Her daily briefing covered three days since the latest update on Friday, a period that saw 366 new cases of the disease caused by the novel coronavirus confirmed and four more deaths recorded.
The number of cases of active infection in B.C. has hit another record high of 1,987, out of a total 8,208 cases to date. A total of 227 people have died.
In light of a continuing spike in new cases, Henry once again urged British Columbians to stick to a social bubble of six people for any gatherings. She stressed that indoor gatherings are always more risky that outdoor ones.
"It has been a long haul and we have a ways to go in this storm," she said.
As of Monday, there are 60 patients in hospital being treated for the disease, including 21 who are in intensive care.
A total of 3,233 people are now being monitored by public health officials because of possible exposure to the virus and 5,972 have recovered from their illness.
Monday's update included one new outbreak in long-term care at Yaletown House in Vancouver. There are currently 15 active outbreaks in the health-care system.
B.C. may be in 2nd, 'smaller' wave
Henry addressed news from Quebec, where officials say the province has officially entered a second wave of infection. Henry acknowledged that there has been a surge in cases in B.C., but she's not quite ready to call it a full wave.
"I think I've called it a mogul before but maybe a smaller wave," Henry said.

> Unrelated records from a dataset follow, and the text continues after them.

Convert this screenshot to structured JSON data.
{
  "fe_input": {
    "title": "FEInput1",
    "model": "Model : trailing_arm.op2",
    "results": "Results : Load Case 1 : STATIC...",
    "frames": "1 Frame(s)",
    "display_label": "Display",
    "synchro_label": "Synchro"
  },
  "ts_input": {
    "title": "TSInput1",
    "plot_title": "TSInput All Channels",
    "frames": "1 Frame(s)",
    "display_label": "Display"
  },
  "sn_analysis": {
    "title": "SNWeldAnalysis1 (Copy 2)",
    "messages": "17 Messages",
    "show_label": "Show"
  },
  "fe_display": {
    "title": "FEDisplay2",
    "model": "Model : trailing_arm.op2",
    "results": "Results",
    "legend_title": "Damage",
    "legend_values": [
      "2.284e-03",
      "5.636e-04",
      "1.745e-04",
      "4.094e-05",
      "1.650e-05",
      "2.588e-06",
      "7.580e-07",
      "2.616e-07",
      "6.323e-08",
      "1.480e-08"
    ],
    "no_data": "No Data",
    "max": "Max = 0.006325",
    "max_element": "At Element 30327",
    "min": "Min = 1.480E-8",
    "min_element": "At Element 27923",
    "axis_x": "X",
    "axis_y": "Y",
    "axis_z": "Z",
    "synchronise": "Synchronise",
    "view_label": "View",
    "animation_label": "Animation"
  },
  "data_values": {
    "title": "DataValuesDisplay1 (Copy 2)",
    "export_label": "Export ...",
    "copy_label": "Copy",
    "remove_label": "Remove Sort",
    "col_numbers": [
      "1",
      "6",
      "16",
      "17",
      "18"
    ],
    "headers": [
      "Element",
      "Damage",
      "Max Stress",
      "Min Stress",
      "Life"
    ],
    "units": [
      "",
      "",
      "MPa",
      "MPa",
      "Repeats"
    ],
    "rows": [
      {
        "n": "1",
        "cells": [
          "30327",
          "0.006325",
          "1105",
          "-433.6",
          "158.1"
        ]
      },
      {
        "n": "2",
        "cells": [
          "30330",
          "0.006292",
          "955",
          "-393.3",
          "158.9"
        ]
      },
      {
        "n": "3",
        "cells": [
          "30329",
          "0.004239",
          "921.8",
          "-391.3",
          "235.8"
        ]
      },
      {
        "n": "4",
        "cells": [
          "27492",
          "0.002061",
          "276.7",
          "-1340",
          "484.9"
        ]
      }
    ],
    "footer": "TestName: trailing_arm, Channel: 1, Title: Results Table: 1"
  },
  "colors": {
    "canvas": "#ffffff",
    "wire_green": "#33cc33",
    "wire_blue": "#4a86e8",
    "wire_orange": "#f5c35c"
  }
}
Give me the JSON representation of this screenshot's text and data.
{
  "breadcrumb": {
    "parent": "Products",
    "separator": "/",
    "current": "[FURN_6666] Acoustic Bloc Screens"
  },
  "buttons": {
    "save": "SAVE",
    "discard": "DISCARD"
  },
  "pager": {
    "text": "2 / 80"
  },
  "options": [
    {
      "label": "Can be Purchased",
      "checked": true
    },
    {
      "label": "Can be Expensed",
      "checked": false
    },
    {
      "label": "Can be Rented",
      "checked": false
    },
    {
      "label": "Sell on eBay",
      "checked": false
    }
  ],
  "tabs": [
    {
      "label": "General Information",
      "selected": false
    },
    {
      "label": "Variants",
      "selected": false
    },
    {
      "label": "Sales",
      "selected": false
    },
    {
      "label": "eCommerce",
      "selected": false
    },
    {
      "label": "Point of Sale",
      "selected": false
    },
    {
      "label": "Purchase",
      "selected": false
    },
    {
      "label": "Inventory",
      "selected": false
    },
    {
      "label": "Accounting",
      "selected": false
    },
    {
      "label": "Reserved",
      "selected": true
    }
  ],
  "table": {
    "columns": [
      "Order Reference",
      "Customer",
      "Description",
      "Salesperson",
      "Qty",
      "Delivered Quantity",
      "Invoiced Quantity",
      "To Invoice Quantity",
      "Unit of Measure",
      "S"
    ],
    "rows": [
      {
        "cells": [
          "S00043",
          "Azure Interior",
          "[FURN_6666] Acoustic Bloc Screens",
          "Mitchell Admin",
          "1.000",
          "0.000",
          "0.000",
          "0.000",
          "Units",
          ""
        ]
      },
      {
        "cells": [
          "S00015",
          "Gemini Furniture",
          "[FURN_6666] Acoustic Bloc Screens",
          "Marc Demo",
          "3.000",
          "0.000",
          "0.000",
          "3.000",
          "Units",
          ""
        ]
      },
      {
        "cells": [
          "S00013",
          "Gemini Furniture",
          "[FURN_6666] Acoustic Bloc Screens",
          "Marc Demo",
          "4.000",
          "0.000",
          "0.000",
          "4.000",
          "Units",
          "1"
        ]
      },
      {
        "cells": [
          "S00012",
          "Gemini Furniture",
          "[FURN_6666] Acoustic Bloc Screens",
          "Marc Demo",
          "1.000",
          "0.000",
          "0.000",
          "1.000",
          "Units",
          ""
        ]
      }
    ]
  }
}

She said that about 80 per cent of new confirmed cases are currently connected to other known cases or outbreaks, B.C. health officials are able to follow up on each new infection within a reasonable amount of time and the province still has enough resources and hospital space to deal with outbreaks as they arise, she said.

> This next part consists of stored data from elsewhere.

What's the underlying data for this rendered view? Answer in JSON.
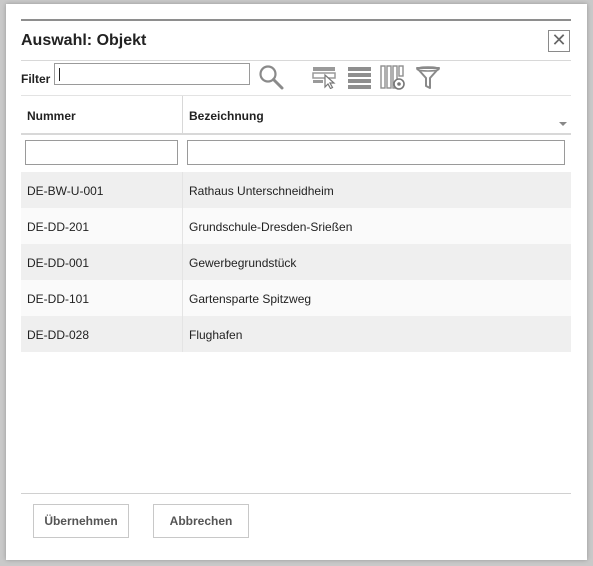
{
  "dialog": {
    "title": "Auswahl: Objekt",
    "close_icon": "close-icon"
  },
  "filter": {
    "label": "Filter",
    "value": "",
    "search_icon": "search-icon",
    "tools": [
      "select-row-icon",
      "list-view-icon",
      "column-settings-icon",
      "filter-funnel-icon"
    ]
  },
  "table": {
    "columns": [
      {
        "label": "Nummer"
      },
      {
        "label": "Bezeichnung"
      }
    ],
    "column_filters": [
      "",
      ""
    ],
    "rows": [
      {
        "nummer": "DE-BW-U-001",
        "bezeichnung": "Rathaus Unterschneidheim"
      },
      {
        "nummer": "DE-DD-201",
        "bezeichnung": "Grundschule-Dresden-Srießen"
      },
      {
        "nummer": "DE-DD-001",
        "bezeichnung": "Gewerbegrundstück"
      },
      {
        "nummer": "DE-DD-101",
        "bezeichnung": "Gartensparte Spitzweg"
      },
      {
        "nummer": "DE-DD-028",
        "bezeichnung": "Flughafen"
      }
    ]
  },
  "footer": {
    "accept_label": "Übernehmen",
    "cancel_label": "Abbrechen"
  }
}
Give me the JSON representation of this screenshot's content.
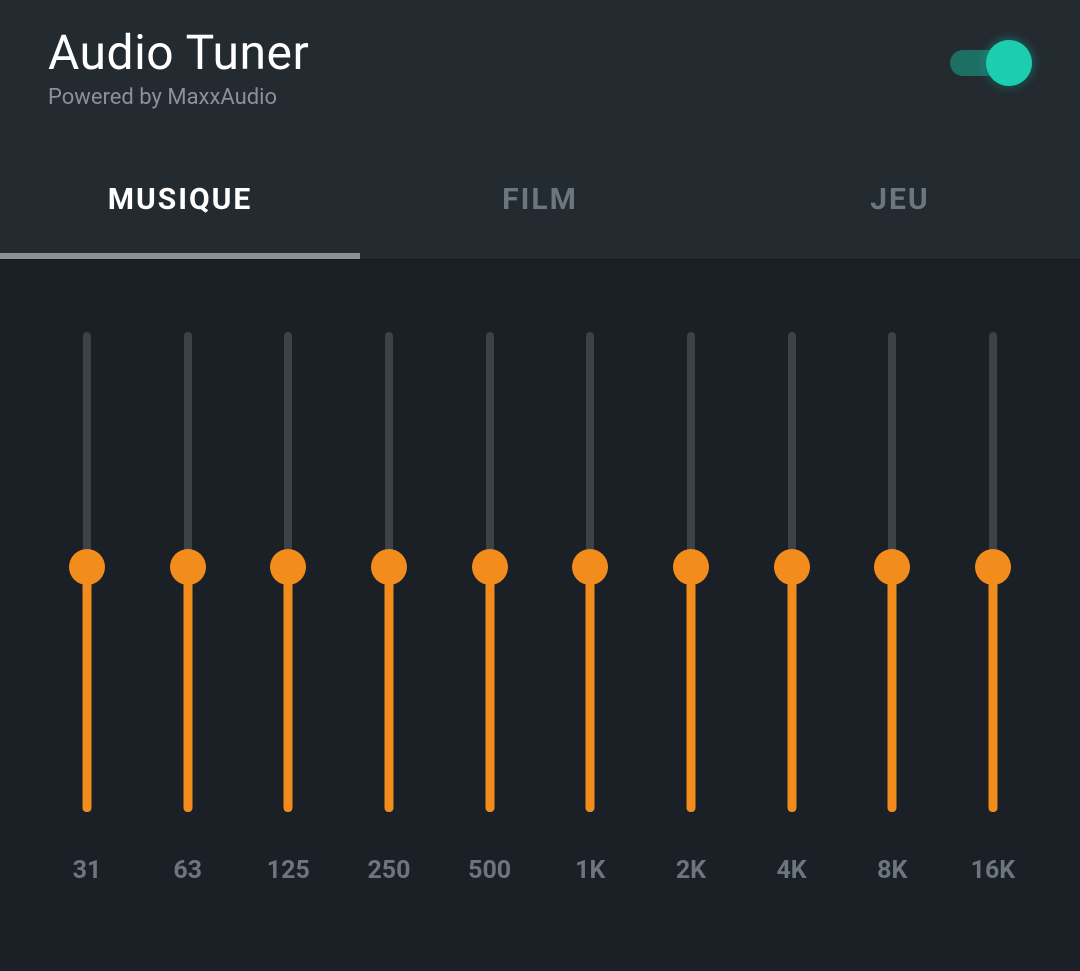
{
  "header": {
    "title": "Audio Tuner",
    "subtitle": "Powered by MaxxAudio",
    "toggle": {
      "on": true
    }
  },
  "tabs": [
    {
      "label": "MUSIQUE",
      "active": true
    },
    {
      "label": "FILM",
      "active": false
    },
    {
      "label": "JEU",
      "active": false
    }
  ],
  "equalizer": {
    "bands": [
      {
        "freq": "31",
        "value": 0
      },
      {
        "freq": "63",
        "value": 0
      },
      {
        "freq": "125",
        "value": 0
      },
      {
        "freq": "250",
        "value": 0
      },
      {
        "freq": "500",
        "value": 0
      },
      {
        "freq": "1K",
        "value": 0
      },
      {
        "freq": "2K",
        "value": 0
      },
      {
        "freq": "4K",
        "value": 0
      },
      {
        "freq": "8K",
        "value": 0
      },
      {
        "freq": "16K",
        "value": 0
      }
    ]
  },
  "colors": {
    "accent": "#f28c1c",
    "toggleOn": "#1dcdb0",
    "bgPanel": "#1a2025",
    "bgHeader": "#232a30"
  }
}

The latest numbers come as British Columbians prepare for the reality of a provincial election during a pandemic. Earlier Monday, NDP Leader John Horgan called a snap election for Oct. 24, arguing that delaying the vote until 2021 risks "instability" in the government's pandemic response.
Horgan insists that management of the COVID-19 response will remain stable throughout the campaign, with deputy premier Carole James taking the government's reins and public health officers remaining in their current roles.
Henry said Monday that she will be meeting with James and Health Minister Adrian Dix daily throughout the campaign, but Dix will no longer appear with her at COVID-19 briefings.
"The B.C. COVID-19 response will continue uninterrupted, and it is, of course, my priority," she said.
She added that she has worked with Elections BC to ensure that the vote will be conducted safely, but "Premier Horgan did not ask for my advice on calling an election."